On Tuesday Next week, to mark the 70th anniversary of the People’s Republic of China (PRC), Chinese President Xi Jinping (習近平) is to deliver a speech that unreservedly celebrates the Chinese Communist Party’s (CCP) record since 1949.
However, despite Xi’s apparent confidence and optimism, the party’s rank and file are increasingly concerned about the regime’s future prospects — with good reason.
In 2012, when Xi took over the CCP, he promised that the party would strive to deliver great successes in advance of two upcoming centennials — the founding of the PRC and the CCP in 1921.
However, a persistent economic slowdown and rising tensions with the US will likely sour the CCP’s mood during the 2021 celebrations. Moreover, the one-party regime may not even survive until 2049. While there is technically no time limit on dictatorship, the CCP is approaching the longevity frontier for one-party regimes.
Mexico’s Institutional Revolutionary Party retained power for 71 years (1929 to 2000); the Communist Party of the Soviet Union ruled for 74 years (1917 to 1991); and the Chinese Nationalist Party (KMT) held on for 73 years (from 1927 to 1949 in China and from 1949 to 2000 in Taiwan). The North Korean regime, a Stalinist family dynasty that has ruled for 71 years, is China’s only contemporary competition.
Historical patterns are not the only reason the CCP has to be worried. The conditions that enabled the regime to recover from the self-inflicted disasters of Mao Zedong’s (毛澤東) policies and to prosper over the last four decades have largely been replaced by a less favorable — and in some senses, more hostile — environment.
The greatest threat to the party’s long-term survival lies in the unfolding dispute with the US. During most of the post-Mao era, China’s leaders kept a low profile on the international stage, painstakingly avoiding conflict, while building strength at home.

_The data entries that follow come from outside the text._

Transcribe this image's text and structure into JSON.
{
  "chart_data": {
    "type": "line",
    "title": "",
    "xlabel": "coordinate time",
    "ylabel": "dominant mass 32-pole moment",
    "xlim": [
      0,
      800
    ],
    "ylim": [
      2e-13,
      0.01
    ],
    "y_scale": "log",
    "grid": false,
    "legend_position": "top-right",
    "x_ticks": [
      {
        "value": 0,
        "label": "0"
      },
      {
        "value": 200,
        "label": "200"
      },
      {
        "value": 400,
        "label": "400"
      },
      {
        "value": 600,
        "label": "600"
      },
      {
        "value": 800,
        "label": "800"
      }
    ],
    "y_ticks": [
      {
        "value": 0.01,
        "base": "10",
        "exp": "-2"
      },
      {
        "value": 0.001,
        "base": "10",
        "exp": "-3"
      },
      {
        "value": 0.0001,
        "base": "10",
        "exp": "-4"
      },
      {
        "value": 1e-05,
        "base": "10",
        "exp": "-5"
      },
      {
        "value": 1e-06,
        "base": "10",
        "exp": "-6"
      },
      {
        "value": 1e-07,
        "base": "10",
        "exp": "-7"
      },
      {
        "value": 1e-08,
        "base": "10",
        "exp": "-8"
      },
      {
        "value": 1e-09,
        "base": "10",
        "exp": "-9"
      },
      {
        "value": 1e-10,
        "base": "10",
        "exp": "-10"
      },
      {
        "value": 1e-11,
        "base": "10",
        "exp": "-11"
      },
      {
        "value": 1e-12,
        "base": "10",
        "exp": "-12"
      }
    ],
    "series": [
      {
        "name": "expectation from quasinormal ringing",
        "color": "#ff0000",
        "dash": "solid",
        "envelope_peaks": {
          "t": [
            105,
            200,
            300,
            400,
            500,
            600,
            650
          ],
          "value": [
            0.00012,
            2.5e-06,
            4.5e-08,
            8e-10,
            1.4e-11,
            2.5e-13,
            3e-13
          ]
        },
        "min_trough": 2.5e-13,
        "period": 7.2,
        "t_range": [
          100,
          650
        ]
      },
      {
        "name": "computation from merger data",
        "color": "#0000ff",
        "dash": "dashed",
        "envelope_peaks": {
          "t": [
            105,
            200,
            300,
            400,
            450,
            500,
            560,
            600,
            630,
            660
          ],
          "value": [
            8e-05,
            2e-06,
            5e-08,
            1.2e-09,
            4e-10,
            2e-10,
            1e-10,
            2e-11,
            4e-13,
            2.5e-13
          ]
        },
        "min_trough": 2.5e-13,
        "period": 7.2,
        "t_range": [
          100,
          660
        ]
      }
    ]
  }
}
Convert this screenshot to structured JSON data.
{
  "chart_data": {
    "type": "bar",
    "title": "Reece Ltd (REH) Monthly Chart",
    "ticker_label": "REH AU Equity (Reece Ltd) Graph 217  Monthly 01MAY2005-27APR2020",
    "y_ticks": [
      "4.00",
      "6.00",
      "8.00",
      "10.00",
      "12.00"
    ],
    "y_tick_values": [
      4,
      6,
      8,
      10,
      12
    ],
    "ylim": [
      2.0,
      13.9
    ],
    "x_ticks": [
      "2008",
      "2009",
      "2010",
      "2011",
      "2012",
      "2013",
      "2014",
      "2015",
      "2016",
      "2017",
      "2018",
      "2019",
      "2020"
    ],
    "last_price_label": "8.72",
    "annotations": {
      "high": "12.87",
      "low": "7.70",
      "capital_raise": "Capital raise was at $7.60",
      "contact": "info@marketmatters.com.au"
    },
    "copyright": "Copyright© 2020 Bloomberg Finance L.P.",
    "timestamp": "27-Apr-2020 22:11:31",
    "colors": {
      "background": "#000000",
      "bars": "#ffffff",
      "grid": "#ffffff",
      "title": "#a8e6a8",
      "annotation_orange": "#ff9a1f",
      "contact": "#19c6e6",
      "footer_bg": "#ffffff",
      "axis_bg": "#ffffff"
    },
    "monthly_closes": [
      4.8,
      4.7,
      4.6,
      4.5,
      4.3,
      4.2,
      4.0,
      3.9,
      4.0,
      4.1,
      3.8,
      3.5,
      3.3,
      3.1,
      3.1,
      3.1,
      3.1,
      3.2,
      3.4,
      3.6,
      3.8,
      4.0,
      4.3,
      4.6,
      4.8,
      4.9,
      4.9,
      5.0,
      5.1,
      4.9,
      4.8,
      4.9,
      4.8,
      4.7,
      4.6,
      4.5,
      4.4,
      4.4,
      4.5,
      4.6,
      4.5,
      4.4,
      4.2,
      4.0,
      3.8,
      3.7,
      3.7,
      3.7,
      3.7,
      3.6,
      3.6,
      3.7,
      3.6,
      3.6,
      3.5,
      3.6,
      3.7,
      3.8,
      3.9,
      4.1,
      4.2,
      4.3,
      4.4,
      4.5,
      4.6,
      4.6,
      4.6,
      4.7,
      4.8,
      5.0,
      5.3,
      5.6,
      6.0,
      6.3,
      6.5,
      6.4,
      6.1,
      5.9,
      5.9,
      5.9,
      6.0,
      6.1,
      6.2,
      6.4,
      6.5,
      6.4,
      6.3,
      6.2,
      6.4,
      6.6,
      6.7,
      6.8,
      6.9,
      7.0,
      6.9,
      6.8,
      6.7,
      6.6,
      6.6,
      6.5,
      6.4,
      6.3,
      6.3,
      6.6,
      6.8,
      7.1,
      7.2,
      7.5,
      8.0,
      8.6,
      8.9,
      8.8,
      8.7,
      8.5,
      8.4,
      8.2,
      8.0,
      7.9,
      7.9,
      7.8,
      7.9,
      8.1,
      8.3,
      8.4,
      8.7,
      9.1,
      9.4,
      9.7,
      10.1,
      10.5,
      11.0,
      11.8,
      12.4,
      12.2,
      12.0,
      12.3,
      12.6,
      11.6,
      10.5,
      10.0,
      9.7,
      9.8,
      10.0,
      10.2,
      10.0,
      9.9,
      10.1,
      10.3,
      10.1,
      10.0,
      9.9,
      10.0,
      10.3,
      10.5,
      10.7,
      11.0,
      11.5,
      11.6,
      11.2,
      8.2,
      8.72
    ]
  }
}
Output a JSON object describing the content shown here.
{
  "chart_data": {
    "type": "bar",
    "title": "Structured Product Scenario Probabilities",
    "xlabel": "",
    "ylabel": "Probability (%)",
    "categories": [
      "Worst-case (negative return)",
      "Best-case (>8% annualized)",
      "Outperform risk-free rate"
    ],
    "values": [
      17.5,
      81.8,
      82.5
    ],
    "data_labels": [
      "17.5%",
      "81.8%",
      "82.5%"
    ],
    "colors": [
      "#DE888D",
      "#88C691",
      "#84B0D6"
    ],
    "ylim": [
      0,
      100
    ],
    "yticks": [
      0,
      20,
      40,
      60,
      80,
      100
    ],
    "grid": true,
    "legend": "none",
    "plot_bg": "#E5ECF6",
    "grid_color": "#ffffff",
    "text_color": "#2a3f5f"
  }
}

However by 2010, China had become an economic powerhouse, pursuing an increasingly muscular foreign policy. This drew the ire of the US, which began gradually to shift from a policy of engagement toward the confrontational approach evident today.
With its superior military capabilities, technology, economic efficiency and alliance networks (which remain robust, despite US President Donald Trump’s destructive leadership), the US is far more likely to prevail in a Sino-American dispute than China.
Though a US victory could be Pyrrhic, it would more than likely seal the CCP’s fate.
The CCP also faces strong economic headwinds. The so-called Chinese miracle was fueled by a large and youthful labor force, rapid urbanization, large-scale infrastructure investment, market liberalization and globalization — all factors that have either diminished or disappeared.
Radical reforms — in particular, the privatization of inefficient state-owned enterprises (SOEs) and the end of neo-mercantilist trading practices — could sustain growth.
However, despite paying lip service to further market reforms, the CCP has been reluctant to implement them, instead clinging to policies that favor SOEs at the expense of private entrepreneurs.
Because the state-owned sector forms the economic foundation of one-party rule, the prospect that CCP leaders will suddenly embrace radical economic reform is dim.
Domestic political trends are similarly worrying. Under Xi, the CCP has abandoned the pragmatism, ideological flexibility and collective leadership that served it so well in the past.
With the party’s neo-Maoist turn — including strict ideological conformity, rigid organizational discipline and strongman rule — the risks of catastrophic policy mistakes are rising.
To be sure, the CCP will not go down without a fight. As its grip on power weakens, it will probably attempt to stoke nationalism among its supporters, while intensifying repression of its opponents.
However, this strategy cannot save China’s one-party regime. While nationalism may boost support for the CCP in the short term, its energy will eventually dissipate, especially if the party fails to deliver continued improvement in living standards.
A regime that is dependent on coercion and violence will pay dearly in the form of depressed economic activity, rising popular resistance, escalating security costs and international isolation.
This is hardly the uplifting picture Xi plans to present to the Chinese people. Yet no amount of nationalist posturing can change the fact that the unraveling of the CCP’s rule appears closer than at any time since the end of the Mao era.
Pei Minxin is a professor of government at Claremont McKenna College and a non-resident senior fellow at the German Marshall Fund of the United States.